The harness is deliberately low-tech: stateless one-shot calls, one self-contained prompt, grade the output. Three transports, one prompt:

  • Cloud models — OpenAI-/vendor-compatible one-shot calls (here via dpal/gpal MCP tools; any client works).
  • Local modelscurl/urllib POST to the Lemonade OpenAI-compatible endpoint (http://localhost:13305/api/v1/chat/completions), model id from /v1/models. Pull code blocks from content or reasoning_content so reasoning models stay gradeable.
  • Claude — a Haiku subagent with the same prompt.

The canonical prompt is the 12-task cheat-sheet above; the exact text lives with the eval scripts. Grading is per-task pass/fail by hand (12 cells/model) — small enough to eyeball, and eyeballing is where you notice the divergences that matter.

Total cost for this round: a few dozen one-shot calls and a couple of local inferences — minutes, not hours.


Takeaways

  1. The final kaish collection syntax is model-portable. 12/12 across six models spanning three vendors and flagship → fast → mid-size-local tiers. No vendor's training prior fights it — and the first model to miss anything (a ~4B local) missed on shell $-sigils, not on the syntax.

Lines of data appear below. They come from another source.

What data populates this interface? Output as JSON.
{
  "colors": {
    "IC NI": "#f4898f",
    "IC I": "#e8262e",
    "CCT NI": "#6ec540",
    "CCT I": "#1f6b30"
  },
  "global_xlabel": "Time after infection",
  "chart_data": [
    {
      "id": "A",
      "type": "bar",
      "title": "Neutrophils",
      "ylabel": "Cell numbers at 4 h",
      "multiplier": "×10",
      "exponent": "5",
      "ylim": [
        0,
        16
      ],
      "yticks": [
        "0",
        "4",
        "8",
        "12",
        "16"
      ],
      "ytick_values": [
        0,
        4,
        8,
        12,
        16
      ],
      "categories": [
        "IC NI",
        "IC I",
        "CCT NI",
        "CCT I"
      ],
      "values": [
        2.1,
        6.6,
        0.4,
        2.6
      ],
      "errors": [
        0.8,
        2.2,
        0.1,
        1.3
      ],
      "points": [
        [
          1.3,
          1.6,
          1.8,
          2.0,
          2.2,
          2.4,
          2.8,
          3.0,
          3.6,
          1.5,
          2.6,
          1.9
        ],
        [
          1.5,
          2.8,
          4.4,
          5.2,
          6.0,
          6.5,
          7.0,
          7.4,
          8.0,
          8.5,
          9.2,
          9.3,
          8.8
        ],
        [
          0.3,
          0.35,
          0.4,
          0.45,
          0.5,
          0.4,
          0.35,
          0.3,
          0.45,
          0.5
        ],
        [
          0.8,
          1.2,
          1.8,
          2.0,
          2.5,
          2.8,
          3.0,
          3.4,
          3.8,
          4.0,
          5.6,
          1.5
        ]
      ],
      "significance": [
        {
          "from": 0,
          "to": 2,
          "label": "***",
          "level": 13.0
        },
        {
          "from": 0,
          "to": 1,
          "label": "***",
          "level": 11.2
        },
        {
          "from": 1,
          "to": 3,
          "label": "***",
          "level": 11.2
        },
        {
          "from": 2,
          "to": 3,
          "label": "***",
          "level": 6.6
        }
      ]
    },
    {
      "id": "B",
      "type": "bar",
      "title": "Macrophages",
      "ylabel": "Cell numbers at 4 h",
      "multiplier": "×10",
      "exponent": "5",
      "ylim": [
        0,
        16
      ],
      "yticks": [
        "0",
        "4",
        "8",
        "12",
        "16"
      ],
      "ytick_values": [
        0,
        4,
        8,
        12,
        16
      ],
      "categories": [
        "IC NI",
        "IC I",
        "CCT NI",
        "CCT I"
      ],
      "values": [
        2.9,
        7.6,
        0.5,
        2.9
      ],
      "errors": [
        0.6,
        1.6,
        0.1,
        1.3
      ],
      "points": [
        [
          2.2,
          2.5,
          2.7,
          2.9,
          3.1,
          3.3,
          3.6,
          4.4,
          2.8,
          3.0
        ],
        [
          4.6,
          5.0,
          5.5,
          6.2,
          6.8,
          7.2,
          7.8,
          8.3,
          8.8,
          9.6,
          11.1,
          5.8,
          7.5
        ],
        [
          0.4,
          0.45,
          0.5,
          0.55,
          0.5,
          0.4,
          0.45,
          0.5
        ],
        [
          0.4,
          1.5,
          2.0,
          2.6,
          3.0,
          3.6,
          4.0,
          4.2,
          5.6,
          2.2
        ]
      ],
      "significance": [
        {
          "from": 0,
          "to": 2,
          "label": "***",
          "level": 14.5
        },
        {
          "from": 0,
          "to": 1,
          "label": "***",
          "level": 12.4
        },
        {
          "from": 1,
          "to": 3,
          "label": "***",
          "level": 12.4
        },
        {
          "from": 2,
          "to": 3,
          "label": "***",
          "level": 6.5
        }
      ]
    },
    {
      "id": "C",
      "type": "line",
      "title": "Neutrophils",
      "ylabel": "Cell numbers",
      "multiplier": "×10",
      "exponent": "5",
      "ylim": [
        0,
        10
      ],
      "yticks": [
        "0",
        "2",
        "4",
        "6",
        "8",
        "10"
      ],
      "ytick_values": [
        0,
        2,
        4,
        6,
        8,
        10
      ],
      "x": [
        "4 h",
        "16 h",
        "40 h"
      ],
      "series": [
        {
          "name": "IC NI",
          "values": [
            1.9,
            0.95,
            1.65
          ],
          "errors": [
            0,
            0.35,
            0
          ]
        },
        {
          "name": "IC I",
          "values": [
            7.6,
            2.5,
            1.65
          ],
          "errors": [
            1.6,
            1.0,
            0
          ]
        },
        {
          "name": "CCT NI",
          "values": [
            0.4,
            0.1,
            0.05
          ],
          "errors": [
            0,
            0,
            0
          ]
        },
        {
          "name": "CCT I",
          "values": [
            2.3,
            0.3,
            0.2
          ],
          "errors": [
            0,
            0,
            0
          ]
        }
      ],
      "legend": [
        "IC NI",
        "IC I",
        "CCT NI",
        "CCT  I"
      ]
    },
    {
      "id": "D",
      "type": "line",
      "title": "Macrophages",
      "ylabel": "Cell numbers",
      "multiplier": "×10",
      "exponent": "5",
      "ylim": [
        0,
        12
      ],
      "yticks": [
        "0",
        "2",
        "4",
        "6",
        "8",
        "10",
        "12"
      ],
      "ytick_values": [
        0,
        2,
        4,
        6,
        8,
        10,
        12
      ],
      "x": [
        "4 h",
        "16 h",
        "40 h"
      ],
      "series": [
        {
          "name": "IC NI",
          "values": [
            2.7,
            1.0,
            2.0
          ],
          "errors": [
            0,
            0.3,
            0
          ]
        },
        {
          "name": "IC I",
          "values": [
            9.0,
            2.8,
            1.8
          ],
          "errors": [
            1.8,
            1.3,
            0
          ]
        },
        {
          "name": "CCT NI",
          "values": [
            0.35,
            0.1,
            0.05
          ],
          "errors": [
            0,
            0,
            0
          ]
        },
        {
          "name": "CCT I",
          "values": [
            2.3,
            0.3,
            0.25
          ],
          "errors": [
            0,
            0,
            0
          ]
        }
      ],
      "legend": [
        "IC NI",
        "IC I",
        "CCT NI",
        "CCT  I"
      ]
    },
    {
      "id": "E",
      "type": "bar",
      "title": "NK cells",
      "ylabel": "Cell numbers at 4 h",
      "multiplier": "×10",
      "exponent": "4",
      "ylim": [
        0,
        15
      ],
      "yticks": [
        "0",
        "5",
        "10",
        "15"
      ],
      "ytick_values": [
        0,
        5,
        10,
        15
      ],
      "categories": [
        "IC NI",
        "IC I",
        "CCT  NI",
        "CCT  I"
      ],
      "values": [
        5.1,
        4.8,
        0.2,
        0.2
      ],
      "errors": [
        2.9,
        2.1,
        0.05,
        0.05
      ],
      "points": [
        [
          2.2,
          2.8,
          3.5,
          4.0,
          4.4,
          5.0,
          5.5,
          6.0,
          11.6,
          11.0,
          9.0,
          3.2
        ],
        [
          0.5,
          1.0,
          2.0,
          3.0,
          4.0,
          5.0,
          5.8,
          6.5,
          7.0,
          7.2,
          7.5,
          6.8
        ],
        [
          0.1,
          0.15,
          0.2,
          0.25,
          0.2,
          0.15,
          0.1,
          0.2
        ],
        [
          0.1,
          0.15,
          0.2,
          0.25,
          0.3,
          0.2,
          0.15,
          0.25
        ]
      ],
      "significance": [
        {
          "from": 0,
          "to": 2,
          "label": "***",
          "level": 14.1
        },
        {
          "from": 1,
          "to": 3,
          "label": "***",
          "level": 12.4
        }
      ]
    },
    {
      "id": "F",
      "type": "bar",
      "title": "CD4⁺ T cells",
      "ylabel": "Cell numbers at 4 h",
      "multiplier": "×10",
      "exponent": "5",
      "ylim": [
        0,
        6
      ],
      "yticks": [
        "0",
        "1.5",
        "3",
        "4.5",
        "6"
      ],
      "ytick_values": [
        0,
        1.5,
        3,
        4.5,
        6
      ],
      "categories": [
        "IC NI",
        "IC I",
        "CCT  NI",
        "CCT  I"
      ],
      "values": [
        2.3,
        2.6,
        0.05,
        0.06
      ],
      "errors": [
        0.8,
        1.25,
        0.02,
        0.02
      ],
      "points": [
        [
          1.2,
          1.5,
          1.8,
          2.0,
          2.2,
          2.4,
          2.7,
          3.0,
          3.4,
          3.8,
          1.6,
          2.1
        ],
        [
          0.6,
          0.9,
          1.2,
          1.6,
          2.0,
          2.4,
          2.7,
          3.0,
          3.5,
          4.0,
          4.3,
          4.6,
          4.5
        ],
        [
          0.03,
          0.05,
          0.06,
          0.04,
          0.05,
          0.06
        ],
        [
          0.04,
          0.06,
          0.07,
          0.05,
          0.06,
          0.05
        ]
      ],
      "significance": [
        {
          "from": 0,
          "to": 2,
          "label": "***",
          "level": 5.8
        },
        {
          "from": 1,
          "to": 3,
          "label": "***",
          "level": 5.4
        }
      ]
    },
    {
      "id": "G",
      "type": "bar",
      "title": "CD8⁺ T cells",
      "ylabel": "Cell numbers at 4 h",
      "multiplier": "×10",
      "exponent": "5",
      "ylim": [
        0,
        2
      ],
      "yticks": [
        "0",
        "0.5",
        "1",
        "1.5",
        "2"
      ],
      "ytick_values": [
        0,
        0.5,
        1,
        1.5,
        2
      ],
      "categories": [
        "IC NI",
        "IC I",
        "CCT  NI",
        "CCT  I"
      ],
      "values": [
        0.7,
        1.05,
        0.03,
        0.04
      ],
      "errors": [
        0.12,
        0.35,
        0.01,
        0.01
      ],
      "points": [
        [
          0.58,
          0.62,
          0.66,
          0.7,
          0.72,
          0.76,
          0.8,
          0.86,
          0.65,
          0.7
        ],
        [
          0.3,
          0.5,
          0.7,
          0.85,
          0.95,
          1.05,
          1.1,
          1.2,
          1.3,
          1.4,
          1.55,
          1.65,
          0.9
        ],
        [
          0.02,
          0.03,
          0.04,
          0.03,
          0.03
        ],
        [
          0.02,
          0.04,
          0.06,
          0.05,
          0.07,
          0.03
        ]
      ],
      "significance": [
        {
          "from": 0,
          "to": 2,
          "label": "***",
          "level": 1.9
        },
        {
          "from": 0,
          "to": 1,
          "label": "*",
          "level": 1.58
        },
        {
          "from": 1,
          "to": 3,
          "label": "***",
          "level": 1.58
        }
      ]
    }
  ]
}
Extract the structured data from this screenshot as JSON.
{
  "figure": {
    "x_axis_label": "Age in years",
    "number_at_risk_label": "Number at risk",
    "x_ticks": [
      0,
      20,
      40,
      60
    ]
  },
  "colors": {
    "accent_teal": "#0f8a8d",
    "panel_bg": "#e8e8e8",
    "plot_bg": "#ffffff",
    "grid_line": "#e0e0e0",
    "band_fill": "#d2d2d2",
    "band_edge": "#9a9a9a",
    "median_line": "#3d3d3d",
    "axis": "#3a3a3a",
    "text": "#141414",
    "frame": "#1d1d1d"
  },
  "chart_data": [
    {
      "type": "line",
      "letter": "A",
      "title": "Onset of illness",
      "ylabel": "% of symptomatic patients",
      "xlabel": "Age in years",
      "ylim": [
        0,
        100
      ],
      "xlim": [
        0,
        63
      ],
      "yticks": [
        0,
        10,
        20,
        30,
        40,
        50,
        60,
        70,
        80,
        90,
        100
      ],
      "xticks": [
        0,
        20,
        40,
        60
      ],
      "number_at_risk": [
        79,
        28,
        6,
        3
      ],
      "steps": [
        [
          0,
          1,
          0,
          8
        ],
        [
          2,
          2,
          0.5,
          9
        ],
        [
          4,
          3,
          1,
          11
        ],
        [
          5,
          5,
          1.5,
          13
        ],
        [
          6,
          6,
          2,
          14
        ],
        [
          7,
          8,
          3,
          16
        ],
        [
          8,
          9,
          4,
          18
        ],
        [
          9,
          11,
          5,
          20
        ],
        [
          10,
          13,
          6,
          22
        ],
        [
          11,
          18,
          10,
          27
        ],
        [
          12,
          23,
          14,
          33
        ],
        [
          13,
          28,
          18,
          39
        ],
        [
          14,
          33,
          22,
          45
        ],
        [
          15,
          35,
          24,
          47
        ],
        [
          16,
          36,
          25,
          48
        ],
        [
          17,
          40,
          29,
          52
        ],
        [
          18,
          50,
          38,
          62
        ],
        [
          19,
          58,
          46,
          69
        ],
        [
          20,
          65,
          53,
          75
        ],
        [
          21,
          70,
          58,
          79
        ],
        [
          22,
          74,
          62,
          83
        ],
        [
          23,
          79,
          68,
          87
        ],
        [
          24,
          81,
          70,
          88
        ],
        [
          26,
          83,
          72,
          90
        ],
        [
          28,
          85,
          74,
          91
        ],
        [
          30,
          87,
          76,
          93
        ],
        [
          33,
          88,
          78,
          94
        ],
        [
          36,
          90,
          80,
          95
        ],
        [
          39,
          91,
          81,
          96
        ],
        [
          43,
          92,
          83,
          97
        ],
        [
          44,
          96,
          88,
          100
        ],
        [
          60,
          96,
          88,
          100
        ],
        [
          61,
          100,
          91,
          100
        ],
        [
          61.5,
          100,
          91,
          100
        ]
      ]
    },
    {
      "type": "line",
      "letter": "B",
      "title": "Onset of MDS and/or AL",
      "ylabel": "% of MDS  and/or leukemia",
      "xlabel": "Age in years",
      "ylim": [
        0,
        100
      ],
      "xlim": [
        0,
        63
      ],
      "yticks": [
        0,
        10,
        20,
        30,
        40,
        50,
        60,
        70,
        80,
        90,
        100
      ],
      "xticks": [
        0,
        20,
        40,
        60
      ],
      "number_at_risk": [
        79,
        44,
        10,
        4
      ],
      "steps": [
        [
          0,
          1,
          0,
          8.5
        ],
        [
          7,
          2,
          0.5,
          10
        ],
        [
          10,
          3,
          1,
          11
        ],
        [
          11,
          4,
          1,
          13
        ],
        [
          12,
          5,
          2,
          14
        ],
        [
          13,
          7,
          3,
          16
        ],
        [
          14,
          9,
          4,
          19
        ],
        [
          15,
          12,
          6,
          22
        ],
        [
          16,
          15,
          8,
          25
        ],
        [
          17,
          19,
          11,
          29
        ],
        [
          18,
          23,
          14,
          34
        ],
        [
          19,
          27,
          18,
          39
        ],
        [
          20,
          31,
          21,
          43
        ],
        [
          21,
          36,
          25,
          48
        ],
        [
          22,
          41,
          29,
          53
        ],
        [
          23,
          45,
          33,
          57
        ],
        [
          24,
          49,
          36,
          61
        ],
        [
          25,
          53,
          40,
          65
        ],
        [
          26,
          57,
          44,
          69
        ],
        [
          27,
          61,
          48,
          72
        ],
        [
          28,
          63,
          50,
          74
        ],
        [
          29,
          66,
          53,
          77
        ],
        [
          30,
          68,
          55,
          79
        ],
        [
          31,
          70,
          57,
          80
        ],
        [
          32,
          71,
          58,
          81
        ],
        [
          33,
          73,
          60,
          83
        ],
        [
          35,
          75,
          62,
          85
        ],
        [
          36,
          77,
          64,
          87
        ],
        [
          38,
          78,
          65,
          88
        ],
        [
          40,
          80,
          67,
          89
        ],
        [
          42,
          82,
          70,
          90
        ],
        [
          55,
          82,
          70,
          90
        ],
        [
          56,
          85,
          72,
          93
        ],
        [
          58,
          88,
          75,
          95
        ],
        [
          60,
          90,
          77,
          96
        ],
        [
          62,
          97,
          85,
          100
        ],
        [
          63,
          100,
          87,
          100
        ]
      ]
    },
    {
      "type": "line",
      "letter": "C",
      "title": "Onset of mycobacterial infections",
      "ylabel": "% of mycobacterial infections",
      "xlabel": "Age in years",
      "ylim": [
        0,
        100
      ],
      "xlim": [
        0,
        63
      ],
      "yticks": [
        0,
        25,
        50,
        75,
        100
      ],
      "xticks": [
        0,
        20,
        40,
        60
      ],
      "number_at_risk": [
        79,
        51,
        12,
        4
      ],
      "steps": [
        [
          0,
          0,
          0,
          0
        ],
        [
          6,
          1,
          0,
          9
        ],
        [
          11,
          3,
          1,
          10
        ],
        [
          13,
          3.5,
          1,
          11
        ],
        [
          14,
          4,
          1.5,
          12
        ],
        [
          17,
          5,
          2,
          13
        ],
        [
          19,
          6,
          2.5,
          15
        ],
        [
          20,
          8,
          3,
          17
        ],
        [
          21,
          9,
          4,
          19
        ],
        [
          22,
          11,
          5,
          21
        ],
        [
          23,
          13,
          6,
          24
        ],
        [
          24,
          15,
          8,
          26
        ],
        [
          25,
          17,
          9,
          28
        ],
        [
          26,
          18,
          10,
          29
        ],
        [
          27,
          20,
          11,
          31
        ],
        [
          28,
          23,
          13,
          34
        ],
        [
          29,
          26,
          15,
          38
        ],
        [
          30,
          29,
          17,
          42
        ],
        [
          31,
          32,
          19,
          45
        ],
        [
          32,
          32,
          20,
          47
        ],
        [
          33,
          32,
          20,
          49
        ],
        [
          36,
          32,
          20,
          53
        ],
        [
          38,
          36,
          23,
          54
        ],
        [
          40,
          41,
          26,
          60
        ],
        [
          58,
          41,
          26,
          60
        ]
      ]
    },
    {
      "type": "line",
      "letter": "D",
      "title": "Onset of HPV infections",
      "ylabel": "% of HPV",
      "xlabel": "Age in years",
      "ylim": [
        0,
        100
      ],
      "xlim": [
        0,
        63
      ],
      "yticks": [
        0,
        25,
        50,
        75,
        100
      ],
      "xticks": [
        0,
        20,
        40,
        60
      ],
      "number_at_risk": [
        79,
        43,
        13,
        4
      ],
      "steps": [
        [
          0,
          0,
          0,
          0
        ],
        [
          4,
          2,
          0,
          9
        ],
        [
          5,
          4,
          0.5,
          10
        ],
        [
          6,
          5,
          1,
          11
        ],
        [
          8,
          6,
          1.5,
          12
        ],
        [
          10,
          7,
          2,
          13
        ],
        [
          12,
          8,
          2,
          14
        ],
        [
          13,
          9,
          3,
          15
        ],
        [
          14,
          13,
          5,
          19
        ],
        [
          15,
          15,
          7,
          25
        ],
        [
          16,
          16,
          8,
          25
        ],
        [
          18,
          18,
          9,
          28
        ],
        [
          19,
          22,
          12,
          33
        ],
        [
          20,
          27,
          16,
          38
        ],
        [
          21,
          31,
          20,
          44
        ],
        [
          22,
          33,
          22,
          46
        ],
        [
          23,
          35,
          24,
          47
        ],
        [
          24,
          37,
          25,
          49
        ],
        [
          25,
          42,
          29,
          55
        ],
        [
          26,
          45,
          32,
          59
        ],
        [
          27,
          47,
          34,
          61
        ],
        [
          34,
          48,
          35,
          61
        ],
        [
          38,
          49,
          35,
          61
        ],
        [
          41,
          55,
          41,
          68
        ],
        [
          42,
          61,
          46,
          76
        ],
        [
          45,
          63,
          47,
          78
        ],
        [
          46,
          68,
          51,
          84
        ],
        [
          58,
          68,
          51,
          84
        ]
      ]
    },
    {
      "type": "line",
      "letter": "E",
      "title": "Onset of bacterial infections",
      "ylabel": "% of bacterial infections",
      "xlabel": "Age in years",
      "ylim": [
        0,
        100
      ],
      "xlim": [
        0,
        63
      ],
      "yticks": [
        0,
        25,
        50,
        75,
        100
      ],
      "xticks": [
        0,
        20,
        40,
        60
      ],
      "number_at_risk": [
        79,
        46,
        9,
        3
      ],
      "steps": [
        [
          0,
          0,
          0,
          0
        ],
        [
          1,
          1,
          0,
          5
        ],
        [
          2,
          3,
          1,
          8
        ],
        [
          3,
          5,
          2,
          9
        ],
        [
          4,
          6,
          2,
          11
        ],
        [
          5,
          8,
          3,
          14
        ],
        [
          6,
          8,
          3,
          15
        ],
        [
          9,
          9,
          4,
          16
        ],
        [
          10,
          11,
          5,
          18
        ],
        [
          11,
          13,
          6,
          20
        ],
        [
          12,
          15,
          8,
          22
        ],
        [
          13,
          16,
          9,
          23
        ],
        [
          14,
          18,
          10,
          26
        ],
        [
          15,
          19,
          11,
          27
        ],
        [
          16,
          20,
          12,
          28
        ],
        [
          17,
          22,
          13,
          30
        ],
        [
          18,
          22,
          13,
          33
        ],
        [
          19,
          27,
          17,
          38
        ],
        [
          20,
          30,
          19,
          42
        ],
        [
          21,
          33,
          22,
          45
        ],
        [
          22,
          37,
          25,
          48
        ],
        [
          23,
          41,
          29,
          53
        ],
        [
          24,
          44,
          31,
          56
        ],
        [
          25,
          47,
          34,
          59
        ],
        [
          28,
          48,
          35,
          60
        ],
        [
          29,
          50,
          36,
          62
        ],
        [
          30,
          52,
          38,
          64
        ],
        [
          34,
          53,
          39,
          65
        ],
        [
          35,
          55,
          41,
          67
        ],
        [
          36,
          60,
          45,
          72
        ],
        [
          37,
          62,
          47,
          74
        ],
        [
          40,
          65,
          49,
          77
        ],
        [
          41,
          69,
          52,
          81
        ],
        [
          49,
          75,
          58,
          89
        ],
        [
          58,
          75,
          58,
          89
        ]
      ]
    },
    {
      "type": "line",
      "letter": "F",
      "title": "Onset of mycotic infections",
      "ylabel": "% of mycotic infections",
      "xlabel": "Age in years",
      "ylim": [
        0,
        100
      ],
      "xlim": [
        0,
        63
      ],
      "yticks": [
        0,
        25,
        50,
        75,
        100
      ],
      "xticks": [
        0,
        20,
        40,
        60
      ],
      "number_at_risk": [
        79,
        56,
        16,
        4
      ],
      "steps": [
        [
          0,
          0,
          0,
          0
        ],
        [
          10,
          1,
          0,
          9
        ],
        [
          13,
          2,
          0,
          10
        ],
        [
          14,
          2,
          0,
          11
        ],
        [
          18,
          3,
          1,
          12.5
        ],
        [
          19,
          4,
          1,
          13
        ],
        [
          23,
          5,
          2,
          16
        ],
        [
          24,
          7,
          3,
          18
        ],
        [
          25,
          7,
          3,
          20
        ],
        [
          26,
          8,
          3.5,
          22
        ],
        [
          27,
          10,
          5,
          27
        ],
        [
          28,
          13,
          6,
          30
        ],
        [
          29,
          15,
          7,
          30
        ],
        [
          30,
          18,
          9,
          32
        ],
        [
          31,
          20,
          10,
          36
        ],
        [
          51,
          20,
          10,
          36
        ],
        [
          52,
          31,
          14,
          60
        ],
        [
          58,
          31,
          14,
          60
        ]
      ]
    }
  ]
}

The design sits above the capability floor.
  2. Divergence is a spec gap wearing a model costume. Every failure we saw traced to an under-specified corner, and fixing the spec fixed every model at once.
  3. Tier predicts robustness-to-bad-spec, not robustness-to-good-spec. Design for the weak tail; the flagships are along for the ride.
  4. Completeness > strength. A single missing != line caused more failures than any syntax choice. The capable model still face-plants on a hole in the docs.
  5. Mind the reasoning channel when grading local/quantized models, or you'll score a correct model as a blank.

Panel: DeepSeek V4 (Pro/Flash), Gemini 3 (Pro/Flash-Lite), Claude Haiku 4.5, Gemma-4-26B-A4B (Q4, local) — all 12/12; Gemma-4-E4B (Q4, local) 9/12 (sigil floor); GLM-4.5-Air and Qwen3-Coder-Next (Q4, local) failed to load. June 2026. Method: designing-syntax-with-llms.md.